5月までの日本株の値動きを予想しよう

つかみどころのない今の市場の読み方

こうした、何となくわびしげに、ひっそりと踊っているような国内株式市場の動向ではあるが、過熱感が乏しいだけに、かえって株価上昇が息長く続きそうに思える。

「地道な強気相場」が、5月初旬まで持続か

株価上昇の底流には、じわじわと回復する国内経済指標や、円安・原油安の企業収益押し上げ期待などがあるだろう。何か突発的な好材料による相場ではないだけに、株価上昇はよく言えば「じっくり」と、悪く言えば「だらだら」と、続きそうに見込まれる。

4月下旬から5月上旬の決算発表時期には、企業業績の堅調さが確認される展開となり、そのタイミングに向けて、なだらかな強気相場が持続するものと予想する。

個別に海外市場をみると、当面は、地政学的なリスクの拡大など、大きな悪役は想定しがたい。海外株式市場では、利下げが行なわれたインドや、ECB(欧州中央銀行)が量的緩和を実施段階に移す欧州では、株価が堅調に推移している。
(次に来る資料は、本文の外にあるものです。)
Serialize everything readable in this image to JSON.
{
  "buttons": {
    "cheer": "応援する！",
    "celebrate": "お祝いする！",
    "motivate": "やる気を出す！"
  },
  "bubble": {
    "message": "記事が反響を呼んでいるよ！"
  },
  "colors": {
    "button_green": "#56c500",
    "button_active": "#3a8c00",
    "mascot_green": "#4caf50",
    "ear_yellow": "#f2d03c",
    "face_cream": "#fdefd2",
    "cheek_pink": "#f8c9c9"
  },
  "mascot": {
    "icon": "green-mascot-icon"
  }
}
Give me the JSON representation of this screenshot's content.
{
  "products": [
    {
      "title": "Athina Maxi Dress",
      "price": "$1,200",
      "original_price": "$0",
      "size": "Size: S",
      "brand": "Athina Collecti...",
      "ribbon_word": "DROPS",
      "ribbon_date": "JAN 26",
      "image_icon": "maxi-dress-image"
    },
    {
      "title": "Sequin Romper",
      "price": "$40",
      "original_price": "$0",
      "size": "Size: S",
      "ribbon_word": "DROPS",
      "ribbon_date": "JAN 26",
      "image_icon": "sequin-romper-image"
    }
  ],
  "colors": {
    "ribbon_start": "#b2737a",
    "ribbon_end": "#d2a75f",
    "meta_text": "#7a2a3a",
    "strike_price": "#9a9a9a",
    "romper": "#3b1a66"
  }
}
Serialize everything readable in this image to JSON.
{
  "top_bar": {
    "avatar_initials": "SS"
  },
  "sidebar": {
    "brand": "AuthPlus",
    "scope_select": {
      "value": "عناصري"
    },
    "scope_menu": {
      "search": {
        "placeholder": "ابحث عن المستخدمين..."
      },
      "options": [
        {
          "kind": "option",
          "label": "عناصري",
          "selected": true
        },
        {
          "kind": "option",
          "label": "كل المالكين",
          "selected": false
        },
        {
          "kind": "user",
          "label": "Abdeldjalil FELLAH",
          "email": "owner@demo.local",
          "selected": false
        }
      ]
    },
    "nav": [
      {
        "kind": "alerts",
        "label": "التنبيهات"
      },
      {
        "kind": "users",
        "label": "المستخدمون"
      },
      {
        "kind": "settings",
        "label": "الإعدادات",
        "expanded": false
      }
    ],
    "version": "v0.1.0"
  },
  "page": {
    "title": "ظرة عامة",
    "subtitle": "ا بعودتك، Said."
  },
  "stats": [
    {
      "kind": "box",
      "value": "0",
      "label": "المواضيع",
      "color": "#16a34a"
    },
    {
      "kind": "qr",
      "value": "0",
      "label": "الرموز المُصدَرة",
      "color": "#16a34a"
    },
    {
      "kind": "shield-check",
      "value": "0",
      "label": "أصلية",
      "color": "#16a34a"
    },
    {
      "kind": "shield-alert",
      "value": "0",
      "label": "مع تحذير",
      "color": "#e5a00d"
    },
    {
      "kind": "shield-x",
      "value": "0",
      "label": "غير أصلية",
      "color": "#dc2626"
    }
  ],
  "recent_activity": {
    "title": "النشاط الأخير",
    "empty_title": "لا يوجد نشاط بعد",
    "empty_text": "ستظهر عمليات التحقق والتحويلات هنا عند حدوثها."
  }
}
一方、注目の米雇用統計は好調な内容であったが、かえって金利上昇を懸念し、6日金曜日の米株価は軟調に引けた。このように各国の株式市況は、金利動向とペアを組んで一喜一憂という「ダンス」を踊っている、追加緩和はなさそうな日本では、独自のリズムとステップで、業績期待による緩やかな株価上昇基調を維持すると期待できる。

こうした大枠の中に、今週の相場を位置付けたい。今週の日経平均は、先週末の米株の反落や高値警戒感からの利食い売りの継続がありながらも、下値が堅く、売りをじわじわと押し返しながらの株価強含み展開と見込み、1万8750円~1万9200円を予想する。